In an embodiment of the present invention, the delay extender includes: a plurality of delay cells outputting the delayed external clock signal DCLK of the external clock signal CLK _{REF when the control voltage signal V CONT is input;} a comparator for outputting a phase difference between the external clock signal CLK _REF and the delayed external clock signal DCLK as a voltage pulse V _{X ;} an inverter unit outputting a constant current signal according to the voltage pulse (V _{X );} and charging or discharging a charge corresponding to the current signal to a capacitor to generate the delayed extension voltage signal (V _DE ), and when the binary control code is changed, set the delayed extension voltage signal (V _DE ) to a preset voltage value and a delayed extension voltage signal generator initializing to .

In an embodiment of the present invention, the code control unit compares the values of the control voltage signal V _CONT and the delayed extension voltage signal V _DE with the driving voltage VDD and the ground voltage GND, respectively. hysteresis comparator; First and second ANDs for outputting a value of the driving voltage VDD when the comparison values of the plurality of hysteresis comparators are within a preset range, and outputting a value of the ground voltage GND when out of a preset range gate; and an accumulator that generates a code change signal that changes the binary control code when the first and second AND gates do not respectively output the ground voltage GND.

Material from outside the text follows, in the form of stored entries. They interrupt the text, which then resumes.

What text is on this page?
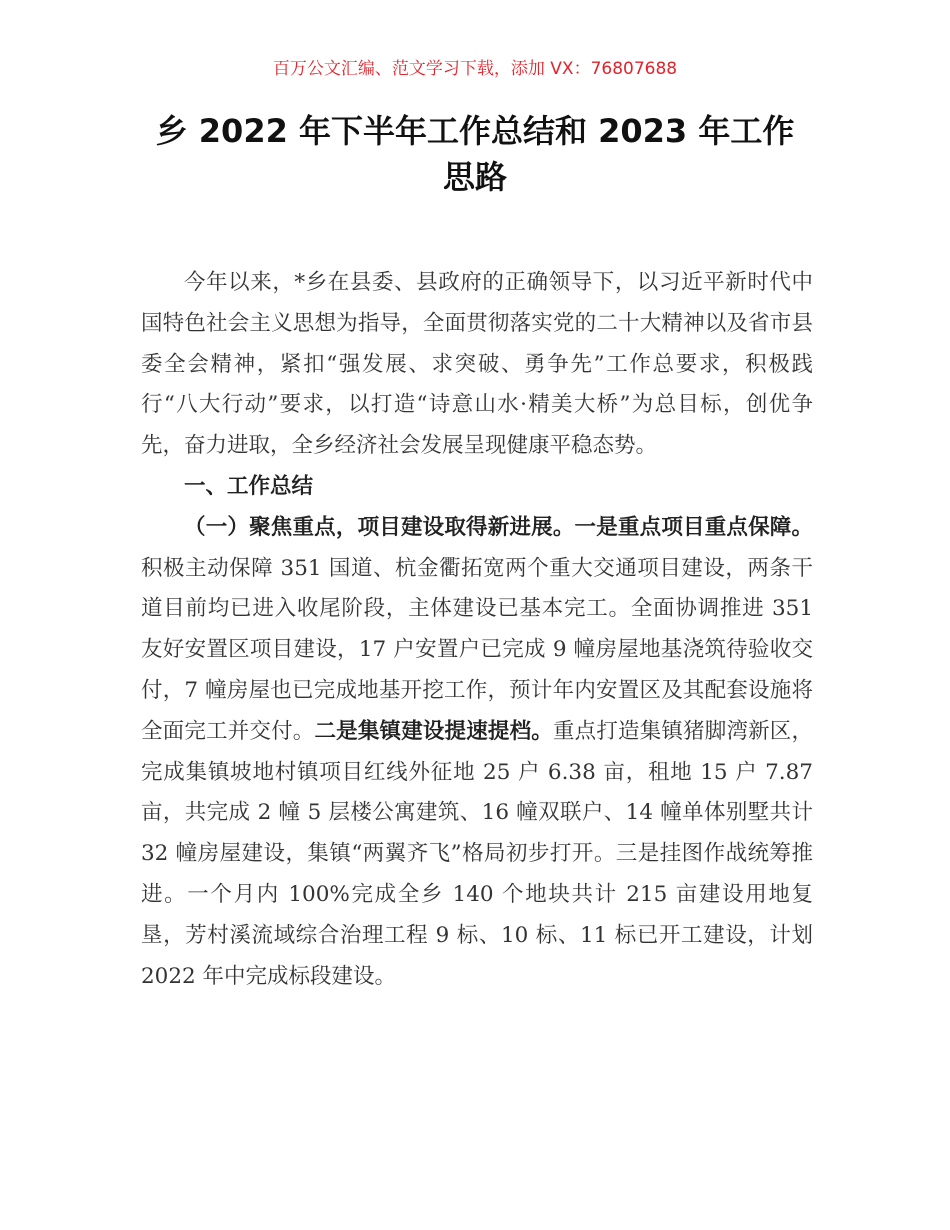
百万公文汇编、范文学习下载，添加 VX：76807688
乡 2022 年下半年工作总结和 2023 年工作思路

今年以来，*乡在县委、县政府的正确领导下，以习近平新时代中国特色社会主义思想为指导，全面贯彻落实党的二十大精神以及省市县委全会精神，紧扣“强发展、求突破、勇争先”工作总要求，积极践行“八大行动”要求，以打造“诗意山水·精美大桥”为总目标，创优争先，奋力进取，全乡经济社会发展呈现健康平稳态势。

一、工作总结

（一）聚焦重点，项目建设取得新进展。一是重点项目重点保障。积极主动保障 351 国道、杭金衢拓宽两个重大交通项目建设，两条干道目前均已进入收尾阶段，主体建设已基本完工。全面协调推进 351 友好安置区项目建设，17 户安置户已完成 9 幢房屋地基浇筑待验收交付，7 幢房屋也已完成地基开挖工作，预计年内安置区及其配套设施将全面完工并交付。二是集镇建设提速提档。重点打造集镇猪脚湾新区，完成集镇坡地村镇项目红线外征地 25 户 6.38 亩，租地 15 户 7.87 亩，共完成 2 幢 5 层楼公寓建筑、16 幢双联户、14 幢单体别墅共计 32 幢房屋建设，集镇“两翼齐飞”格局初步打开。三是挂图作战统筹推进。一个月内 100%完成全乡 140 个地块共计 215 亩建设用地复垦，芳村溪流域综合治理工程 9 标、10 标、11 标已开工建设，计划 2022 年中完成标段建设。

In an embodiment of the present invention, when the code change signal is generated, the accumulator controls the binary control when _{an external clock signal CLK REF having a higher frequency than an operation region of the voltage control delay unit VCDL is input.} a register for reducing the delay value of the internal clock by setting all codes (CD<2:0>) to 0; _{and when the external clock signal CLK REF} having a lower frequency than the operating region of the voltage control delay unit VCDL is input, the binary control code CD<2:0> is increased to increase the delay value of the internal clock signal. It may include an accumulator that increases the .

In a method for controlling a delay range of a delay lock loop according to an embodiment of the present invention for realizing another object of the present invention, _{a phase difference between an external clock signal (CLK REF} ) and an internal clock signal is detected and the up corresponding to the phase difference generating a (UP) signal or a down (DOWN) signal; outputting a current signal by increasing or decreasing the current according to the UP signal or the DOWN signal; outputting the output current signal as a control voltage signal V _CONT from which a high frequency component is removed; receiving the external clock (CLK _REF ) and the control voltage signal (V _CONT ) and outputting a delayed extension voltage signal (V _{DE );} generating a binary control code based on the delayed extension voltage signal (V _DE ) and the control voltage signal (V _{CONT ); and outputting a delayed internal clock signal CLK D} by changing a delay value of the internal clock according to the binary control code.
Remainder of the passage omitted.